Made in Ramallah

Le trio Joubran, qui vient de sortir un album et entame une tournée française, popularise une jeune musique palestinienne qui a pourtant
du mal à passer les frontières.

Éric Tandy  • 15 novembre 2007 abonné·es

Passer tous les matins un check-point pour aller travailler son disque, ce n’est pas forcément négatif, cela peut même aider à composer. Mais, pour cette fois-ci, nous avions un grand besoin de quiétude.~» Samir Joubran explique pourquoi le trio qu’il forme avec ses frères depuis 2004 a préféré travailler Majâz (qui se traduit par «~Métaphore~»), son dernier album, à Paris plutôt que dans un studio d’enregistrements de sa Palestine natale. Le musicien, qui vante pourtant la qualité des infrastructures musicales de certaines villes des territoires occupés ( « des endroits bien équipés techniquement, où l’on peut faire de la musique pendant des heures sans que personne ne vous présente de facture » ) voulait, à l’image de ce CD riche en moments aériens, offrir à l’auditeur quelque chose de pacifié, de «~réfléchi~» . Le trio Joubran, c’est Wissam, Adnan et Samir~; tous joueurs de oud (le luth oriental), tous nés à Nazareth et tous très populaires dans l’ensemble du monde arabe.

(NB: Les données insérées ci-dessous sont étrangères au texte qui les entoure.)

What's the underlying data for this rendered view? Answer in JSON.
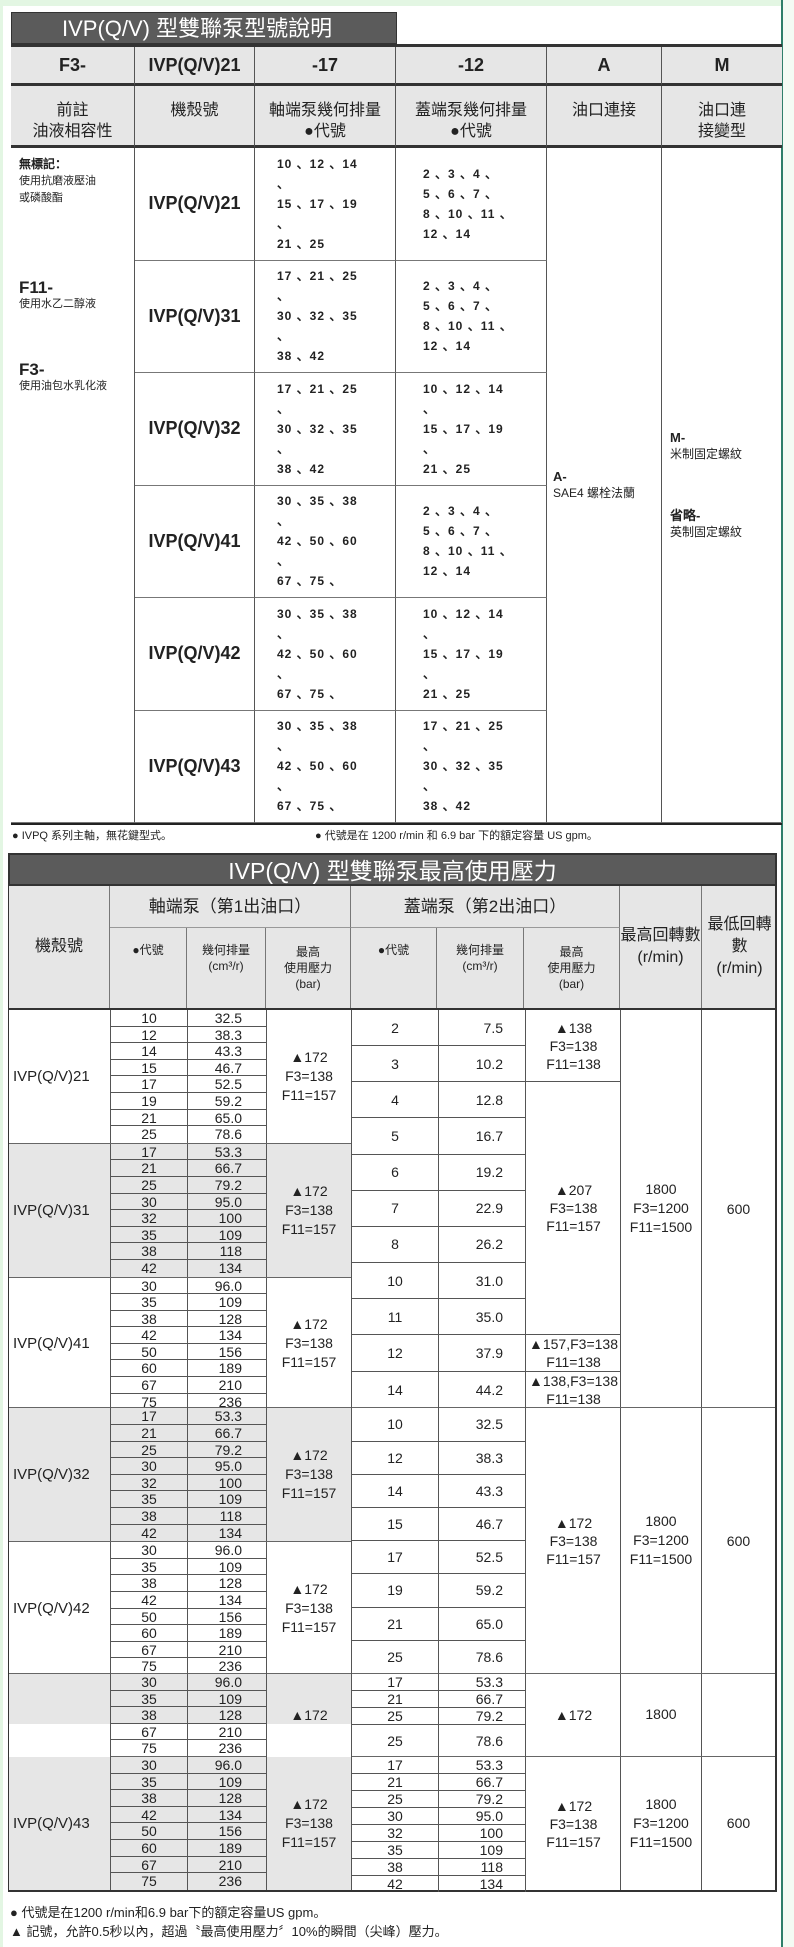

Samir se définit comme un musicien venant de Palestine plutôt que comme un musicien palestinien. On est d’ailleurs un peu surpris quand il raconte que l’une de ses premières passions musicales s’appelait… Elvis Presley (par la suite il a aussi beaucoup écouté John McLaughlin, Al Di Meola et d’autres guitaristes de jazz contemporains). Depuis longtemps, il se démène pour que la musique née et jouée en Palestine soit connue et entendue par le plus grand nombre. En 1996, déjà, il autoproduisait entièrement un album solo~: « J’ai été le premier Palestinien à m’autoproduire. J’ai tout fait sur ce disque, aussi bien jouer des instruments que prendre les photos et bricoler la pochette. C’était vraiment une première, car jusqu’ici, chez nous, seules les maisons de production israéliennes sortaient des enregistrements, qui excluaient évidemment notre musique.~» Une tentative qui était bien plus qu’une simple manière de se mettre en avant personnellement et artistiquement. Le but étant de réinvestir les bénéfices espérés dans les enregistrements d’autres musiciens de Jérusalem, de Ramallah ou d’ailleurs.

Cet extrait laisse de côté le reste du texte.